There were various concerns raised by the stakeholders. Key among them was whether the National Assistance Board, which is to be set up as part of the reform process, would serve a regulatory, legislative or an operational role. In addition, several persons noted that the language of the Bill needed to be revised. They suggested that words such as ‘almshouse’ and ‘aged’ needed to be substituted.
Faith Innerarity, Director of Social Security, pointed out that the language Bill reflected the ideology of the colonial period in which the Poor Relief Act had been implemented, and assured that these would be changed.
In explaining the function of the Board, Mrs. Innerarity said, “we will have an advisory board with an operational unit in the Ministry of Labour and Social Security.
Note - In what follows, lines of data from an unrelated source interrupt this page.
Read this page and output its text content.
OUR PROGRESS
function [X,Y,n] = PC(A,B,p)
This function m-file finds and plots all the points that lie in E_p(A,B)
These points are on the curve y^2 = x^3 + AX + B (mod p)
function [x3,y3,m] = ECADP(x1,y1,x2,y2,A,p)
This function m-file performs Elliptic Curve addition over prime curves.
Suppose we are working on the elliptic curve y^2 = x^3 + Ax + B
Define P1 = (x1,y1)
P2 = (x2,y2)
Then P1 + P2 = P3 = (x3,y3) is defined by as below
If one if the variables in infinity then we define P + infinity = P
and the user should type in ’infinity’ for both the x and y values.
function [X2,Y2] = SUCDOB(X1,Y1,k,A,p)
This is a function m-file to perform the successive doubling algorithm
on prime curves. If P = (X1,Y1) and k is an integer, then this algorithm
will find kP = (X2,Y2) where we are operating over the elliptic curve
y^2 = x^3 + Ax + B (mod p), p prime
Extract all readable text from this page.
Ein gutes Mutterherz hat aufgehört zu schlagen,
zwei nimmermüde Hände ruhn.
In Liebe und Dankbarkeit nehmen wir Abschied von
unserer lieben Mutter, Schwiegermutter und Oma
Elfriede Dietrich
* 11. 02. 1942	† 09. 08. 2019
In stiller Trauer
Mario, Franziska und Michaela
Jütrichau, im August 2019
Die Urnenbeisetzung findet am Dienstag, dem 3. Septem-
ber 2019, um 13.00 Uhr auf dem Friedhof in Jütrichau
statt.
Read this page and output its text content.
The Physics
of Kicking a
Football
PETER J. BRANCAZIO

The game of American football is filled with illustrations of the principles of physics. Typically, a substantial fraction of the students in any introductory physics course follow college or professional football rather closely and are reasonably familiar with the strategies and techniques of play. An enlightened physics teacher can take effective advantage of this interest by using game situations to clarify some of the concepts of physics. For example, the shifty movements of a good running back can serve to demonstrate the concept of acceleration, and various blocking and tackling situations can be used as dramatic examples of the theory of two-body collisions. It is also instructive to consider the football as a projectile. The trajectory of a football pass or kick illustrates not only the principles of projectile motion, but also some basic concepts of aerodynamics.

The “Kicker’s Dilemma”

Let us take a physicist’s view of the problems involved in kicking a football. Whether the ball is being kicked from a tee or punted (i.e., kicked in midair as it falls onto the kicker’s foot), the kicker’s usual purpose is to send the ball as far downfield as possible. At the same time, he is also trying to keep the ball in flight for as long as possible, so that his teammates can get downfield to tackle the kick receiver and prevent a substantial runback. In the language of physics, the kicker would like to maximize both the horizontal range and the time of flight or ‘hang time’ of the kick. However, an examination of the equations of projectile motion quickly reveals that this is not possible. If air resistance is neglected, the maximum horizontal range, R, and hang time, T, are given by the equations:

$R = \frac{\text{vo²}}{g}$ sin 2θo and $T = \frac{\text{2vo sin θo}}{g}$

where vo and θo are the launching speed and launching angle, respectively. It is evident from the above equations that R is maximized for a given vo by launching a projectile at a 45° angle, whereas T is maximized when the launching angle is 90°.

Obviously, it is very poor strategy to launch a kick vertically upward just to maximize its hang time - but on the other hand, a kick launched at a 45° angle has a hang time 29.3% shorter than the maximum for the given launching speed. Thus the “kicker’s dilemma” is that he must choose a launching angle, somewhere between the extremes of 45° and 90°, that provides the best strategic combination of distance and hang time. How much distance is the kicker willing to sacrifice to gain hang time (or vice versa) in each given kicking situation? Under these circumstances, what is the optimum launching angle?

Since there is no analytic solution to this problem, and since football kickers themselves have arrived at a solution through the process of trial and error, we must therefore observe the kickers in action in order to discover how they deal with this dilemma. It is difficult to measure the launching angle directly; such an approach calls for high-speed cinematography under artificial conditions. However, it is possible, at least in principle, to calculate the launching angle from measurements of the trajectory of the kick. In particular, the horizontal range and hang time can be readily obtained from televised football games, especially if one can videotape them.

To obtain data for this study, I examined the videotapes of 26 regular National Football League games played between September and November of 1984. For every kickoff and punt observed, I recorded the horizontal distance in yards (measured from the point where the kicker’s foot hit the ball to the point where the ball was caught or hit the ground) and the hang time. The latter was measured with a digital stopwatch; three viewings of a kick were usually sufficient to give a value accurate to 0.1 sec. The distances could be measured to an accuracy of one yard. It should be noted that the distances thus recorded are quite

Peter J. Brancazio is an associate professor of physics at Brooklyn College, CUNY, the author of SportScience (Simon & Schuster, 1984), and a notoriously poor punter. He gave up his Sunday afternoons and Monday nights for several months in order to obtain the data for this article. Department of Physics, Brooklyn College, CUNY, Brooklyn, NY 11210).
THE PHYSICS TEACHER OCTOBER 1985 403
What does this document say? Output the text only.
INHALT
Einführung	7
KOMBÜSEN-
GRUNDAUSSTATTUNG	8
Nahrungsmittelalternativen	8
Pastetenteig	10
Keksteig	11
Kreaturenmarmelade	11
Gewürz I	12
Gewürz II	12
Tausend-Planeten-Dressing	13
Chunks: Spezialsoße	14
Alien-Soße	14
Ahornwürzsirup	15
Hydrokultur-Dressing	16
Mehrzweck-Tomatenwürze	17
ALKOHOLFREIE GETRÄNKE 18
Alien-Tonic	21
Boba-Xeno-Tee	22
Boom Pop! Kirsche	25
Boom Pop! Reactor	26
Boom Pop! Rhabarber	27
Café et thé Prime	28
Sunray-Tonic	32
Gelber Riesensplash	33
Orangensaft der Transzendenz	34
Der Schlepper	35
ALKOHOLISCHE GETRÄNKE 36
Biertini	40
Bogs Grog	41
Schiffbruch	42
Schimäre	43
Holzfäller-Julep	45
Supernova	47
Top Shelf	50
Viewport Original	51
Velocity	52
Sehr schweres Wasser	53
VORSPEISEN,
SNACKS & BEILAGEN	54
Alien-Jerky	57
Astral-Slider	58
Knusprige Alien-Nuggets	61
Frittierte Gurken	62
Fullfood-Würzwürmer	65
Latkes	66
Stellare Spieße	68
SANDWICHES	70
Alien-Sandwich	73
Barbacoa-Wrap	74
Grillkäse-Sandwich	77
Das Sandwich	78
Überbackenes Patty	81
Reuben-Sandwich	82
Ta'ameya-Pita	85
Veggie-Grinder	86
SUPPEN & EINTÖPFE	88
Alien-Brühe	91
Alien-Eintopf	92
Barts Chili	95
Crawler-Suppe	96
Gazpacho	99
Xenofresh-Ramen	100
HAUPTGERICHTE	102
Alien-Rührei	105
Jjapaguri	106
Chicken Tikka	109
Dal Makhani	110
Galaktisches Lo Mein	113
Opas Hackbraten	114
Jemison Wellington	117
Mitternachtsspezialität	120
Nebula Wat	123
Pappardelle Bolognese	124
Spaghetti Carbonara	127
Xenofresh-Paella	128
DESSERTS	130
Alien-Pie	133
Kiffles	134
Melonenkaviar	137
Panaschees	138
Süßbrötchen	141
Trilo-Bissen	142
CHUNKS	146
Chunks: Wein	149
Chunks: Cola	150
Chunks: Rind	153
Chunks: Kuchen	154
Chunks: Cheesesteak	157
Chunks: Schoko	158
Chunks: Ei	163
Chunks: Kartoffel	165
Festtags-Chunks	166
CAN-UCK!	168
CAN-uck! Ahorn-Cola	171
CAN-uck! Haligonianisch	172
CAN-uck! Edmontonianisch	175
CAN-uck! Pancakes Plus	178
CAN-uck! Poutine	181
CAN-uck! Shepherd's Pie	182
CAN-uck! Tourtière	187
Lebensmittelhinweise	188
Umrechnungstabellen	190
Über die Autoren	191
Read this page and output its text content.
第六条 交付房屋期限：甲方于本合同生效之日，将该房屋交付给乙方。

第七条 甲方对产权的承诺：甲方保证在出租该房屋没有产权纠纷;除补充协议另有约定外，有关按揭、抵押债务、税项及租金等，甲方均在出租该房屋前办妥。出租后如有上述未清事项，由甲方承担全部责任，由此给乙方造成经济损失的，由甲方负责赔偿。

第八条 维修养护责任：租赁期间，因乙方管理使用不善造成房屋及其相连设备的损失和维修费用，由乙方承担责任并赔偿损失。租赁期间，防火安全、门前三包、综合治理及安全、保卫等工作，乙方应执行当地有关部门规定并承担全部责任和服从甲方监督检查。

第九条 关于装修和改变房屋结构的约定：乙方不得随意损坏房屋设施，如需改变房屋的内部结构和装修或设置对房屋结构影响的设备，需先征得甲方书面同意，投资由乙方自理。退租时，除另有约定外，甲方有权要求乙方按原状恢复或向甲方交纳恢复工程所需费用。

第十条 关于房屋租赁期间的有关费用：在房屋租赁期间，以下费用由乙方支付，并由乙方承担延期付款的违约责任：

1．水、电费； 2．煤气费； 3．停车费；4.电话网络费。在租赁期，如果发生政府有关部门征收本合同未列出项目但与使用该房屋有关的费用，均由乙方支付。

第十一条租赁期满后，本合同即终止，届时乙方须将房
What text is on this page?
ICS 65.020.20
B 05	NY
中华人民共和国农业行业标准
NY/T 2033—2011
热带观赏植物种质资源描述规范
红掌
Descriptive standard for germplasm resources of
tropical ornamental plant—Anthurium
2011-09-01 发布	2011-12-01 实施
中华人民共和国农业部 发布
The operational unit will be responsible for the implementation of programmes, while the advisory board will overlook these activities.”
Senator Morris suggested that a sub-committee would be chosen from the stakeholders who were present, to guide the overall modifications to the draft, so as to avoid additional errors and ambiguity in the final legislation.
Giving an update on the process to reform the Social Safety Net, Senator Morris said that the first phase of the restructuring, which was to last from 2006 to 2007, had an estimated cost of US$61 million. The Programme for Advancement Through Health and Education (PATH), which is also a component of the reform, is expected to cost US$78 million. Funding is being obtained in the form of loan and grant support from the Inter -American Development Bank and the World Bank.